L’ossessione nordica

In mostra anche i trentini Garbari, Moggioli e Bonazza

A dominare lo spazio culturale negli anni compresi fra la fine dell’ottocento e l’inizio del Novecento è quel particolare tipo d’arte che con disprezzo, ma spesso non a torto, viene definita “pompier”. I temi, i modi i soggetti rappresentati sono scelti per lo più allo scopo di soddisfare il prevalente gusto borghese, fedele alla tradizione classica e alle sue degenerazioni, insensibile e ostile al nuovo, alle sperimentazioni che finiranno però con il prevalere.

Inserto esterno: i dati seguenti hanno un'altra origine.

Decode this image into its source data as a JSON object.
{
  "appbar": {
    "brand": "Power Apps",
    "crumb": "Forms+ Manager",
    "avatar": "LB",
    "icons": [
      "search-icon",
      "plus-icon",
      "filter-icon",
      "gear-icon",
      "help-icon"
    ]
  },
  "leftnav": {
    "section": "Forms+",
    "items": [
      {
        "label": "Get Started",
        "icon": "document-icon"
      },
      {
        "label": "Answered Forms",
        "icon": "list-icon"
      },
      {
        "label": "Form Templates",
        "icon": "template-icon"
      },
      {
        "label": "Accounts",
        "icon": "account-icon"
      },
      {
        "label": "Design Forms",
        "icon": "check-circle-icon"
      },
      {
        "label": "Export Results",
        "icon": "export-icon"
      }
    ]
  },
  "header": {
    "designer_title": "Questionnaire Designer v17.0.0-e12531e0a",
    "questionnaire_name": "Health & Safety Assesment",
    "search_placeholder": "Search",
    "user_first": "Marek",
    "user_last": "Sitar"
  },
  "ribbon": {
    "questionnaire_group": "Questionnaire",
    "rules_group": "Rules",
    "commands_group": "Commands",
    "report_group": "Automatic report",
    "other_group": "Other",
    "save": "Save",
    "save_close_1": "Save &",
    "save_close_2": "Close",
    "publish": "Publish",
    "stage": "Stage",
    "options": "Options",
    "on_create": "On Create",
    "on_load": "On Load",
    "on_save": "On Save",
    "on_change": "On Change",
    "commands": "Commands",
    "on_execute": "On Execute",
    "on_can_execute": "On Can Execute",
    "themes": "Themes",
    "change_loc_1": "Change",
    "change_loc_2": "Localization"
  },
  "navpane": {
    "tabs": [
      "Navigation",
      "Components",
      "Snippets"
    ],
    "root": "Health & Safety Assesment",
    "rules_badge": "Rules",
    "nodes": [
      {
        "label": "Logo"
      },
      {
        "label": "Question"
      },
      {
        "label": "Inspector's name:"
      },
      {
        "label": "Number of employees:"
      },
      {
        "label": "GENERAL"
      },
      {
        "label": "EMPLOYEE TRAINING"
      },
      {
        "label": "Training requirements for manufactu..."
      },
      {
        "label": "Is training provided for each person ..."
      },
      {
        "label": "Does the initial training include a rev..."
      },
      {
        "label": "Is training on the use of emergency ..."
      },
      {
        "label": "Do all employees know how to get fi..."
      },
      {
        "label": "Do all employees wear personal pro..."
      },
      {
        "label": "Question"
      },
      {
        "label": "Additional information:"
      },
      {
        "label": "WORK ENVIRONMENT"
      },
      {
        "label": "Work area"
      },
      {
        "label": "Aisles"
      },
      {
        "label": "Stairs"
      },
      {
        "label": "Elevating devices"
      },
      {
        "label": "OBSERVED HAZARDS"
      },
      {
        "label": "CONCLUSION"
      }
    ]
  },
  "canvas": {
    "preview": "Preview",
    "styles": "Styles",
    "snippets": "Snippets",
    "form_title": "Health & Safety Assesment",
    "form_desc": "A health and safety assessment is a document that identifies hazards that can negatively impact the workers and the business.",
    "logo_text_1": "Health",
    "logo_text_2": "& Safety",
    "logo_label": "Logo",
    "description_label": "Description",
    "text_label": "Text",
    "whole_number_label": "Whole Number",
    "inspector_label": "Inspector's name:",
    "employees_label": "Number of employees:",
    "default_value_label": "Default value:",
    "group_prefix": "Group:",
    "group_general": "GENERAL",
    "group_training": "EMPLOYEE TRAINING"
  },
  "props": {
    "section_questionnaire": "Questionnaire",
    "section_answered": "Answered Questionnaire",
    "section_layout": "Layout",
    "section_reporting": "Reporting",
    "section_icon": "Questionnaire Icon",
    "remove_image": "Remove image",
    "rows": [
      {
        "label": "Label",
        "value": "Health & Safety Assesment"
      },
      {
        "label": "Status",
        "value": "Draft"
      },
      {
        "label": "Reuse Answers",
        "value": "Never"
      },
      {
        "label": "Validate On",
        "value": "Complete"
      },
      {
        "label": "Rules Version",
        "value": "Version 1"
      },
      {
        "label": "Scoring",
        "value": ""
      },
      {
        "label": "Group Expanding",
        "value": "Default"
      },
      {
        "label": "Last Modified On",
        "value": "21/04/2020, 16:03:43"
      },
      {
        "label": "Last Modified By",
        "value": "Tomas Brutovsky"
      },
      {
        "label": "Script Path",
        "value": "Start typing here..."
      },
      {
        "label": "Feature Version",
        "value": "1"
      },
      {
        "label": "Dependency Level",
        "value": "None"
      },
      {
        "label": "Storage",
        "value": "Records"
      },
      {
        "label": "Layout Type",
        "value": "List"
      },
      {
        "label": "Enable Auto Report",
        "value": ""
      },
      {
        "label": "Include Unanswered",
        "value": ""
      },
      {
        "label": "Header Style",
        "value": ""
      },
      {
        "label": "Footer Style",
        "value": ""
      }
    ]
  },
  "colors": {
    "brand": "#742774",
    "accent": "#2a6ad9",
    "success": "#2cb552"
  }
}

Con l’avvento del nuovo secolo si assiste ad una svolta decisa verso linguaggi nuovi più rispondenti alla sensibilità moderna.

Merito di questa evoluzione la Biennale veneziana nata proprio allo scopo di fare conoscere, diffondere divulgare i nuovi modi di dipingere allargando l’orizzonte oltre i confini italiani. Più che i francesi da sempre capaci di imporre i loro gusti e le loro mode, a influenzare decisamente il corso dell’arte sono gli artisti nordici, per secoli convinti che per essere grandi bisognava avere talento ma anche l’umiltà di riconoscere nei grandi maestri del Quattro e Cinquecento italiani i punti di riferimento irrinunciabili per dipingere.

La mostra ora in corso a Palazzo Roverella di Rovigo (fino al 22 giugno 2014) dal titolo “Ossessione Nordica, Böcklin, Klimt, Munch e la pittura italiana” racconta questa influenza reciproca con una rosa di autori di una sontuosa scelta, proposta per sezioni tematiche.

La mostra prende il via dalle prime Biennali e dall'influenza che esse ebbero sull'arte italiana, passando dall’arte storica e pompier al trionfo del simbolismo, alla Seccessione di Monaco, Vienna e Darmstad.

E’ Böcklin il caposcuola che, partendo dalla corrente svizzera, accentua questo nuovo stile divenendone il maggiore antagonista. Pure il ricordo del burrascoso periodo delle guerre in seguito alle guerre di religione e conseguenti sospetti di intolleranza reciproca predisponeva la pittura a identificarsi nelle raffigurazioni non solari e luminose come era ad esempio l’impressionismo, in un modo di dipingere simbolista capace di rendere visibile l’invisibile: l’interiorità dell’animo con le sue angosce più riposte. Trionfa il paesaggio del nord con i suoi fiordi, le distese innevate, la particolare luminosità, gli immensi spazi per lo più disabitati o rifugio di pochi audaci spesso oscillanti tra malinconia e tentazioni suicide, dove rare risuonavano risa e allegri canti. Böcklin, Hodler, Klimt, Klinger, von Stuck vi raffigurano paesaggi fatti di neve, ruote di slitte scavate nella strada gelata, il silenzio così profondo che pare anch’esso farsi visibile.

Quadri per lo più di piccolo formato trasmettono le torbide e misteriose atmosfere di quei luoghi lontani, ignari della solarità mediterranea dell’azzurro brillanti dei suoi mari. La tecnica di questi dipinti è impeccabile, i colori segnano ed enfatizzano il disegno sottostante, la pennellata è precisa, le linee ben definite, con qualche accenno impressionistico nel paesaggio che con la sua grandiosità sembra schiacciare le piccole figure di uomini relegati ai margini.

Nella sezione finale a dominare è l’incisione. Khnopff, Klinger e Munch sono maestri in quest’arte.

Insieme a questi prestigiosi protagonisti figurano alcuni artisti trentini: Garbari, Moggioli, Bonazza (ospite spesso di mostre ferraresi) . La loro duplice appartenenza sia al mondo artistico italiano che a quello tedesco fa sì che nei loro dipinti la sensibilità nordica si fondi con la solarità latina in un connubio quanto mai efficace e fascinoso.

Il trentino Umberto Moggioli è presente con due grandi tele spalancate nella gradualità fatata degli azzurri sulla laguna di Torcello, l’altra sui campi vinicoli dell’isola di Burano. Anche Tullio Garbari di Pergine Valsugana si presenta con due tele ispirate ai sintetisti francesi e a una esigenza di primitivismo: due paesaggi simbolici a volute a cerchio in una ondulata musicalità campestre. Luigi Bonazza di Arco si inserisce con un acquarello neo divisionista dalla pennellata picchiettata, stemperata dalla melodia dei pittori veneziani.

A percorso ultimato occhi, mente cuore sono pieni di visioni capaci per un attimo di non fare distinguere fra sogno e realtà, tanta è la forza dei simboli.